Oxygen – the fine air
Even an 8 year old knows about oxygen today. When it was first discovered in the year 1772, it was known by the name ‘fine air.’ It was known to be a gas that accelerates combustion. The discovery laid the foundation of high-end combustion engines that now power vehicles, motors and other devices. When the discoverer of Oxygen, Carl Wilhelm demonstrated the action of oxygen to a French scientist, he successfully went on to discover that oxygen was also responsible for supporting the respiration in all animals!

10.Organ Transplantation

Organ Transplantation
Few surgical interventions today carry as much complexity - or as much ethical significance -- as organ transplantation.
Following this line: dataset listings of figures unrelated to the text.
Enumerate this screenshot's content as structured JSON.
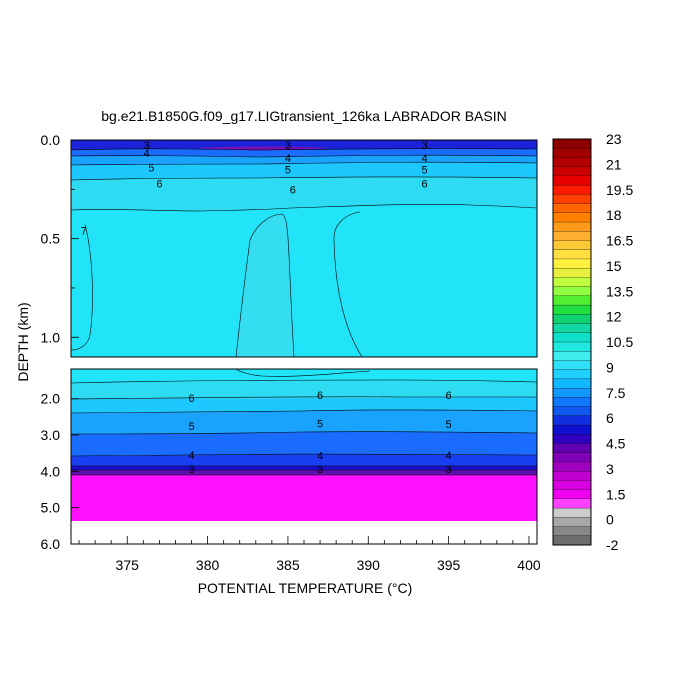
{
  "chart_data": {
    "type": "contour",
    "title": "bg.e21.B1850G.f09_g17.LIGtransient_126ka LABRADOR BASIN",
    "xlabel": "POTENTIAL TEMPERATURE (°C)",
    "ylabel": "DEPTH (km)",
    "xlim": [
      371.5,
      400.5
    ],
    "x_ticks": [
      "375",
      "380",
      "385",
      "390",
      "395",
      "400"
    ],
    "upper_panel": {
      "ylim": [
        0.0,
        1.1
      ],
      "y_ticks": [
        "0.0",
        "0.5",
        "1.0"
      ]
    },
    "lower_panel": {
      "ylim": [
        1.1,
        6.0
      ],
      "y_ticks": [
        "2.0",
        "3.0",
        "4.0",
        "5.0",
        "6.0"
      ]
    },
    "colorbar": {
      "labels": [
        "23",
        "21",
        "19.5",
        "18",
        "16.5",
        "15",
        "13.5",
        "12",
        "10.5",
        "9",
        "7.5",
        "6",
        "4.5",
        "3",
        "1.5",
        "0",
        "-2"
      ],
      "colors": [
        "#8b0000",
        "#a00000",
        "#b40000",
        "#cc0000",
        "#e60000",
        "#ff1a00",
        "#ff4000",
        "#ff6600",
        "#ff8000",
        "#ff9a1a",
        "#ffb030",
        "#ffc838",
        "#ffe040",
        "#fff040",
        "#e8f040",
        "#c0ff40",
        "#90ff40",
        "#50f030",
        "#20e040",
        "#10d070",
        "#10d8a0",
        "#10e0c8",
        "#20e8e0",
        "#40eef0",
        "#30e0f8",
        "#20d0ff",
        "#10b8ff",
        "#1098ff",
        "#1078ff",
        "#1058f0",
        "#1030e0",
        "#1010d0",
        "#3000c0",
        "#6000b0",
        "#8000b8",
        "#a000c0",
        "#c000d0",
        "#d800e0",
        "#f000f0",
        "#ff40ff",
        "#cccccc",
        "#a8a8a8",
        "#888888",
        "#6c6c6c"
      ]
    },
    "contour_labels_upper": [
      {
        "text": "3",
        "x": 376.2,
        "d": 0.025
      },
      {
        "text": "4",
        "x": 376.2,
        "d": 0.065
      },
      {
        "text": "5",
        "x": 376.5,
        "d": 0.14
      },
      {
        "text": "6",
        "x": 377.0,
        "d": 0.22
      },
      {
        "text": "7",
        "x": 372.3,
        "d": 0.46
      },
      {
        "text": "3",
        "x": 385.0,
        "d": 0.025
      },
      {
        "text": "4",
        "x": 385.0,
        "d": 0.09
      },
      {
        "text": "5",
        "x": 385.0,
        "d": 0.15
      },
      {
        "text": "6",
        "x": 385.3,
        "d": 0.25
      },
      {
        "text": "3",
        "x": 393.5,
        "d": 0.025
      },
      {
        "text": "4",
        "x": 393.5,
        "d": 0.09
      },
      {
        "text": "5",
        "x": 393.5,
        "d": 0.15
      },
      {
        "text": "6",
        "x": 393.5,
        "d": 0.22
      }
    ],
    "contour_labels_lower": [
      {
        "text": "6",
        "x": 379.0,
        "d": 1.98
      },
      {
        "text": "5",
        "x": 379.0,
        "d": 2.75
      },
      {
        "text": "4",
        "x": 379.0,
        "d": 3.55
      },
      {
        "text": "3",
        "x": 379.0,
        "d": 3.93
      },
      {
        "text": "6",
        "x": 387.0,
        "d": 1.9
      },
      {
        "text": "5",
        "x": 387.0,
        "d": 2.68
      },
      {
        "text": "4",
        "x": 387.0,
        "d": 3.57
      },
      {
        "text": "3",
        "x": 387.0,
        "d": 3.93
      },
      {
        "text": "6",
        "x": 395.0,
        "d": 1.9
      },
      {
        "text": "5",
        "x": 395.0,
        "d": 2.7
      },
      {
        "text": "4",
        "x": 395.0,
        "d": 3.55
      },
      {
        "text": "3",
        "x": 395.0,
        "d": 3.93
      }
    ]
  }
}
"It's such a technically complex intervention that it's an amazing thing that it can even be done," Baker said. "It ties together both surgery and immunology."
The first successful transplant operation, which took place in 1954, removed a kidney from one donor and installed it in the body of his identical twin. Other organ transplants followed, including the first liver transplant in 1967 and the first heart transplant in 1968.
Today, there are more than 90,000 people awaiting a transplant in the United States alone -- a situation that also reveals the moral considerations that come entwined with such techniques.
"It represented an important turning point in the field of medical ethics," Baker said. "It really challenged physicians' ethic of 'first, do no harm.
The good physician treats the disease; the great physician treats the patient who has the disease.